Western Digital Corp. is pitching a fresh proposal to acquire Kioxia Holdings Corp. four years after it lost out on a bid to take over the former Toshiba Corp. chip unit. But the U.S. company’s offer faces familiar hurdles.

Among the challenges, Kioxia’s senior management would prefer going public, officials in the Japanese government are concerned about losing control of a chipmaker and Chinese regulators are likely to block a U.S. takeover, according to people familiar with the matter. Kioxia plans to file for its initial public offering as soon as next month to capitalize on strong investor demand for chip stocks, said one of the people, asking not to be named because the matter is private.

Western Digital and its bankers have been aggressive in pitching a deal, offering a high price and describing it as a merger, the people said. Bain Capital, which controls Kioxia along with Toshiba, is open to a combination, one person said.

Political opposition may be the biggest hurdle. Japan’s government has always been protective of its high-tech companies and the powerful Ministry of Economy, Trade and Industry helped decide the bidding war four years ago when Toshiba sold a controlling stake in the chips unit to the Bain-led consortium.

One faction at METI is open to discussing a Western Digital deal, but another faction opposes a sale, one person said. Japan’s government has been planning to invest billions of dollars into fostering the domestic semiconductor industry, so losing control of its most prominent chipmaker would seem to be in conflict with that goal.

METI hasn’t decided whether to approve the deal. Prime Minister Yoshihide Suga and Akira Amari, the politician championing local semiconductor investment, will likely make the final decision, one person said.

China is a bigger hurdle. Beijing has been increasingly resistant to approving acquisitions by American companies as tensions with the U.S. government surge. Chinese regulators have yet to approve Nvidia Corp.’s proposed acquisition of SoftBank Group Corp.s Arm Ltd. -- with many analysts proclaiming the deal effectively dead.

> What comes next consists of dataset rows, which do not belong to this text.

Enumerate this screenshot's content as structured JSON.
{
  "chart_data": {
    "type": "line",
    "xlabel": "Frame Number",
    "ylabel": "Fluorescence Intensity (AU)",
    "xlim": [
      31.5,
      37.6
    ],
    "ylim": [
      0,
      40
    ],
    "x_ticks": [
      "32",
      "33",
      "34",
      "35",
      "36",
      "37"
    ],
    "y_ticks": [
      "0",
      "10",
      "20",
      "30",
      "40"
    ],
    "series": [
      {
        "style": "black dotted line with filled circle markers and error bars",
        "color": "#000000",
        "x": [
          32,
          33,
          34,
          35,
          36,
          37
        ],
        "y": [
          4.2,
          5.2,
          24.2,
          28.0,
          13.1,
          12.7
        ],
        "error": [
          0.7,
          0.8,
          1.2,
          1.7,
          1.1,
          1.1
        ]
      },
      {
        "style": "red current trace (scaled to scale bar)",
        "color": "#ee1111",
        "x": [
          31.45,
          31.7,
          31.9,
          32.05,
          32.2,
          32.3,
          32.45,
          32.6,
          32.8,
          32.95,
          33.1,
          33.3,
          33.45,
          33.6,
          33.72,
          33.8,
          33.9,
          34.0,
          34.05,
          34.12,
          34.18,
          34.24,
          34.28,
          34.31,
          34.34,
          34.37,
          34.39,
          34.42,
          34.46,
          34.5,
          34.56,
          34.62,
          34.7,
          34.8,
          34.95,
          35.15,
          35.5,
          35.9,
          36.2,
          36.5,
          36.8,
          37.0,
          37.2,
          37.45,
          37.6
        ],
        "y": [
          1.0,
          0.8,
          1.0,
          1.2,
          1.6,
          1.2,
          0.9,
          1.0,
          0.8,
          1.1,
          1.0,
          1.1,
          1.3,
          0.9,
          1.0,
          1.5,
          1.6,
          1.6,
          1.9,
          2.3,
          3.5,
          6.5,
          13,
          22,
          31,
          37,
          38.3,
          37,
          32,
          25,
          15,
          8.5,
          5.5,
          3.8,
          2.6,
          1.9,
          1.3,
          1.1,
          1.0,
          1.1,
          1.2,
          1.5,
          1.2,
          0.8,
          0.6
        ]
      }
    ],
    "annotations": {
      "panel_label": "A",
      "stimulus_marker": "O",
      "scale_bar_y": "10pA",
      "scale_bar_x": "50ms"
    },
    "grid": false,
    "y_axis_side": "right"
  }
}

Chinese approval of a Kioxia sale could also prove problematic. If the memory chip manufacturer falls into the hands of an American company, it would be directly subject to any restrictions on sales determined by President Joe Biden’s administration. Kioxia’s management risks getting tied up in a merger deal that China could review for a year or two -- and then reject.

The deal has zero merit to Kioxia,” said Akira Minamikawa, an analyst a Omdia.

He pointed out that Kioxia and Western Digital already cooperate on the production of NAND flash memory. The American company would likely use its control to shift the balance toward memory chips for personal computers, rather than for smartphones as Kioxia has preferred.

By buying Kioxia, Western Digital wants to change allocation of output for the biggest benefit for the U.S. company,” he said.

The deal is already a stretch for Western Digital financially. The proposed acquisition, which would be done with cash and stock, would value the target at more than $20 billion, one person has said. Western Digital’s market value is just below that level.

Certain factors have changed in favor of a deal since Western Digital failed in its bid four years ago. Chief Executive Officer Steve Milligan, who led the charge at that time and infuriated top executives at Toshiba, left his post last year. Yasuo Naruke, the former CEO of Toshiba Memory who forcefully fought the takeover, passed away last year.

Relations between the two companies are less bitter, but not warm. Milligan’s replacement is David Goeckeler, who has been floated as the likely candidate to run the combined company.

But Kioxia has not yet agreed on who will take the CEO job or which top executives would lead the management, one person said. The structure has also not been determined.

Japanese financial institutions, which would likely be needed to finance a deal, have not been involved yet, the person said. Financing would have to be worked out after the structure of the deal is finalized.